Friday, February 8, 2013

If you are searching for the best tools out there to become a gymnastics coach, you may find some useful resources online or in a book and through attending various courses and workshops. Sorry to say, that neither of them make one an extraordinary teacher. What separates the best from the rest is a coach that is also a teacher who is a brilliant facilitator that carries their learners to succeed.

When we look at the phases a coach goes through in our line of business, there are four distinctive phases, in each one a coach may have that key moment when arriving at the other advancement in their career. This natural process of a gymnastics coach will not be found in yours or mine resume or CV but rather it is in our intrinsic development.

Newcomers to the coaching world think in terms of the entirety of a skill; they teach gymnastics skills. They really only think in terms of teaching the skill at that point in time and that’s really all that they want to achieve. In spite of this, there are frequent setbacks when these newcomers teach the skill. (Ever try to teach a new kid a cartwheel with absolutely no preparation? Yes, me too…when I was starting my coaching career.)

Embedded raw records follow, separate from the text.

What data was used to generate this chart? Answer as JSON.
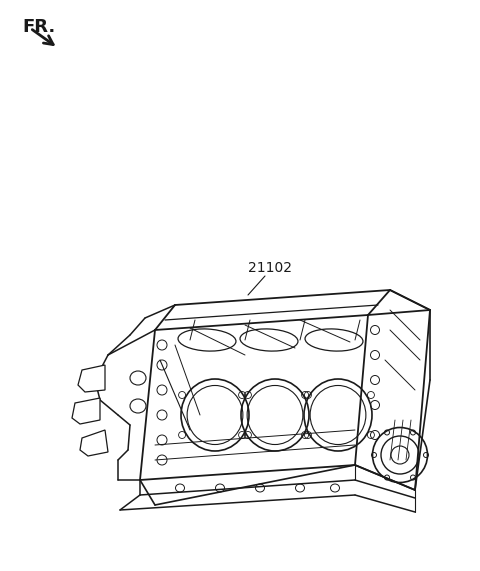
{
  "background_color": "#ffffff",
  "fr_label": "FR.",
  "fr_fontsize": 13,
  "fr_fontweight": "bold",
  "part_number": "21102",
  "part_fontsize": 10,
  "line_color": "#1a1a1a",
  "line_width": 1.0,
  "fig_w": 4.8,
  "fig_h": 5.71,
  "dpi": 100
}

At that time, coach becomes more conscious about the skills problems and aims to resolve the problem areas in the skill. Still, when making the effort to fix the skill there comes numerous problem areas in technique, lack of strength or flexibility or power. The majority of the time, these are not solitary problems but go hand in hand with one another.

Then, the gymnastics coach will think of the primary root of the skills and the components of each factor. They decipher each gymnastics skill, think of the essentials and set in motion their transition into the last stage of the natural process.

At last, they look at the entity. They look at each individual gymnast and realize they are teaching them how to do gymnastics. Each and every one of their gymnasts has special qualities accompanied by their personal flaws. In parallel, these coaches giving these gymnasts triumph from the very beginning in segments so that these gymnasts will be proven proficient each step of the way until they accomplish the skill.

This natural process, is something one would say, “You have to go through it yourself.” I can’t tell you to stat thinking in terms of the individual and their needs compared to another student in your class. Nor can I give you all the answers. In spite of everything, there are tools for you to speed up this process.